Web3 gaming is still in its infancy, but it’s already starting to show some promising results. The area of fantasy sports, in particular, is looking as a great fit for Web3 technologies. However, fantasy sport games are typically designed around the actual performances of real-world athletes, which means that they are reliant on off-chain data. With the help of oracles, such data can be gathered and sent out securely to a blockchain, where it can easily be accessed by a fantasy sports dApp.
Oracles could be a key component in Web3 insurance products by sourcing real-world data to be used by smart contracts designed to verify whether claims are legitimate. Furthermore, outbound oracles can then relay the results of that verification back to the real world, which could then be used to determine payout to claimants.

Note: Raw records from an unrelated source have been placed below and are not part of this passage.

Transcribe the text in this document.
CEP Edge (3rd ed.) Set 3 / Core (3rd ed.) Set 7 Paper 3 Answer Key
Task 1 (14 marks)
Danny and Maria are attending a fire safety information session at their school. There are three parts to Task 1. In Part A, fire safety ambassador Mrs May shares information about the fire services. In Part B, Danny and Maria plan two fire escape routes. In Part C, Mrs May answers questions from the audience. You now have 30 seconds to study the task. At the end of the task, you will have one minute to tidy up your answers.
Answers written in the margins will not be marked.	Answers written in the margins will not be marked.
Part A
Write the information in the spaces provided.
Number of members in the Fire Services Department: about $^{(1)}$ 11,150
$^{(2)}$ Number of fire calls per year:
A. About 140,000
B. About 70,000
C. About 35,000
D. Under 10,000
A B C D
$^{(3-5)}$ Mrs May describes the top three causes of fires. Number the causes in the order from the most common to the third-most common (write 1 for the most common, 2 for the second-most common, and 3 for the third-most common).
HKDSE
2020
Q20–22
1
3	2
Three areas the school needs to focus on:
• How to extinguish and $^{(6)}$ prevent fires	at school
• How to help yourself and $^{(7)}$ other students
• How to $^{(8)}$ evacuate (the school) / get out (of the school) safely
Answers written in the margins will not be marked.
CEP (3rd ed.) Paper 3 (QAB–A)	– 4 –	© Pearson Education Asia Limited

Oracles can also be used to connect legacy enterprise systems with blockchain-based solutions. On these pages, we’ve already examined the role that blockchain technology could play in Industry 4.0 applications such as smart factories. In a smart factory scenario, the sensors feeding data to a blockchain-based database actually serve as hardware oracles that connect the blockchain system with the real world.
And if you find Industry 4.0 applications a tad futuristic, there are plenty of areas where blockchain oracles are readily applicable. The perfect example of this is the supply chain industry, which could benefit immensely from integrating Web3 solutions for tracking goods verifying provenance, combating theft and forgery. And, once again, that crucial connection between blockchain and the real world has to be facilitated by oracles.
Those are just some of the possible applications of blockchain oracles. In fact, their ability to connect blockchain networks with the real world can be useful in a much wider range of use cases and could even inspire some creative and novel uses of the technology. And for all those reasons we can safely say that oracles play a crucial role in unlocking the full potential of Web3.